I ran into a weird problem where I couldn’t access the OPNsense web UI using an OPT1 interface. The fix is easy, but it can be very confusing and it’s all caused by an unintuitive default.


If you can’t access the web UI via an OPT1 interface, try disabling the “reply-to” feature: https://docs.opnsense.org/manual/interfaces.html

I’ve been playing around with OPNsense inside a VM as I prepare to replace my current pfSense router which is no longer fast enough. I have a quad network card which is passed through at the hardware level and, in addition, I have the virtual network interface provided by the hypervisor, xcp-ng.

I thought it would be a nice idea to set the router up via the xcp-ng interface. That would mean I could configure it entirely before swapping out my old router. In particular I’d enable a DHCP server and set the IP address of the LAN interface to the same as my current router without having to segregate it from my network.

So I set two of the physical interface to LAN and WAN, as you do, and enabled the xcp-ng interface as the “OPT1” interface. OPT1 was set to be configured via DHCP so it would just be a regular device on my network. I then added a firewall rule enabling access to the web UI via OPT1.

But it didn’t work.

I searched around a bit online and it seems loads of people have the same, or similar, problems with accessing the web UI over OPT1. What was frustrating is there didn’t appear to be any answers. Most people suggested adding firewall rules, but I had already done this; the traffic wasn’t getting blocked.

The problem

It turns out that any interface with an upstream gateway is considered a WAN-type interface by OPNsense (and pfSense). This is the case when configuring via DHCP. The upstream gateway is my network’s router. This is the first thing I hadn’t fully understood.

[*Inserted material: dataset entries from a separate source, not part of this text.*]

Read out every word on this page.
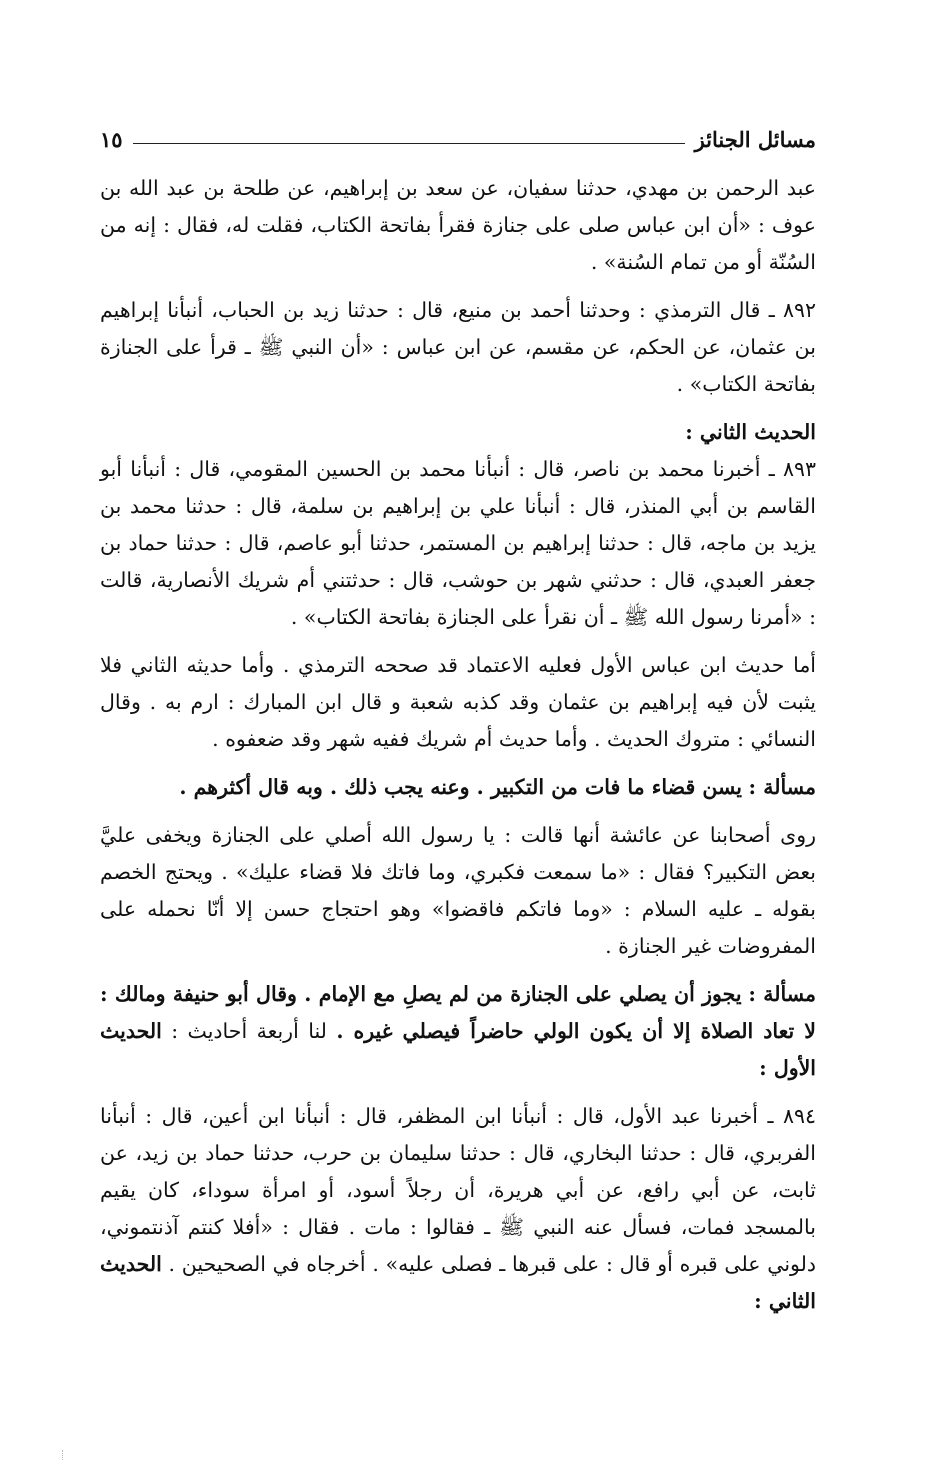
مسائل الجنائز
١٥

عبد الرحمن بن مهدي، حدثنا سفيان، عن سعد بن إبراهيم، عن طلحة بن عبد الله بن عوف : «أن ابن عباس صلى على جنازة فقرأ بفاتحة الكتاب، فقلت له، فقال : إنه من السُنّة أو من تمام السُنة» .

٨٩٢ ـ قال الترمذي : وحدثنا أحمد بن منيع، قال : حدثنا زيد بن الحباب، أنبأنا إبراهيم بن عثمان، عن الحكم، عن مقسم، عن ابن عباس : «أن النبي ﷺ ـ قرأ على الجنازة بفاتحة الكتاب» .

الحديث الثاني :

٨٩٣ ـ أخبرنا محمد بن ناصر، قال : أنبأنا محمد بن الحسين المقومي، قال : أنبأنا أبو القاسم بن أبي المنذر، قال : أنبأنا علي بن إبراهيم بن سلمة، قال : حدثنا محمد بن يزيد بن ماجه، قال : حدثنا إبراهيم بن المستمر، حدثنا أبو عاصم، قال : حدثنا حماد بن جعفر العبدي، قال : حدثني شهر بن حوشب، قال : حدثتني أم شريك الأنصارية، قالت : «أمرنا رسول الله ﷺ ـ أن نقرأ على الجنازة بفاتحة الكتاب» .

أما حديث ابن عباس الأول فعليه الاعتماد قد صححه الترمذي . وأما حديثه الثاني فلا يثبت لأن فيه إبراهيم بن عثمان وقد كذبه شعبة و قال ابن المبارك : ارم به . وقال النسائي : متروك الحديث . وأما حديث أم شريك ففيه شهر وقد ضعفوه .

مسألة : يسن قضاء ما فات من التكبير . وعنه يجب ذلك . وبه قال أكثرهم .

روى أصحابنا عن عائشة أنها قالت : يا رسول الله أصلي على الجنازة ويخفى عليَّ بعض التكبير؟ فقال : «ما سمعت فكبري، وما فاتك فلا قضاء عليك» . ويحتج الخصم بقوله ـ عليه السلام : «وما فاتكم فاقضوا» وهو احتجاج حسن إلا أنّا نحمله على المفروضات غير الجنازة .

مسألة : يجوز أن يصلي على الجنازة من لم يصلِ مع الإمام . وقال أبو حنيفة ومالك : لا تعاد الصلاة إلا أن يكون الولي حاضراً فيصلي غيره . لنا أربعة أحاديث : الحديث الأول :

٨٩٤ ـ أخبرنا عبد الأول، قال : أنبأنا ابن المظفر، قال : أنبأنا ابن أعين، قال : أنبأنا الفربري، قال : حدثنا البخاري، قال : حدثنا سليمان بن حرب، حدثنا حماد بن زيد، عن ثابت، عن أبي رافع، عن أبي هريرة، أن رجلاً أسود، أو امرأة سوداء، كان يقيم بالمسجد فمات، فسأل عنه النبي ﷺ ـ فقالوا : مات . فقال : «أفلا كنتم آذنتموني، دلوني على قبره أو قال : على قبرها ـ فصلى عليه» . أخرجاه في الصحيحين . الحديث الثاني :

The second thing is that both OPNsense and pfSense set a rather strange rule on any WAN-type interface. This is apparently a very old default and unlikely to change, but it can also be useful in some situations. Essentially, WAN-type interfaces reply to any traffic, no matter where it comes from, via the upstream gateway. This is called “reply-to”.

I’m still a little unsure about what exactly was happening. At one point while I was troubleshooting I had two interfaces plugged into my network, both configured via DHCP. I saw packets entering the OPT1 interface then leaving to my network’s router via the other interface! Whatever happened, though, the replies were not making it back to my PC.

The solution

The solution is to disable reply-to somehow. This can be done globally or with firewall rules. Now that I understand the problem, I went for the latter. It’s really quite simple in the end. Make a rule on OPT1 with the following settings:

  • Action: Pass
  • Direction: in
  • TCP/IP: IPv4+IPv6
  • Protocol: TCP
  • Source: any
  • Destination: This Firewall
  • Ports: HTTP
  • Reply-to: Disable (the most important; under advanced)

This is similar to the anti-lockout rule that would be added to the LAN interface, but OPNsense doesn’t add it to OPT1.

Hope this helps someone out of a similar situation! Happy routing!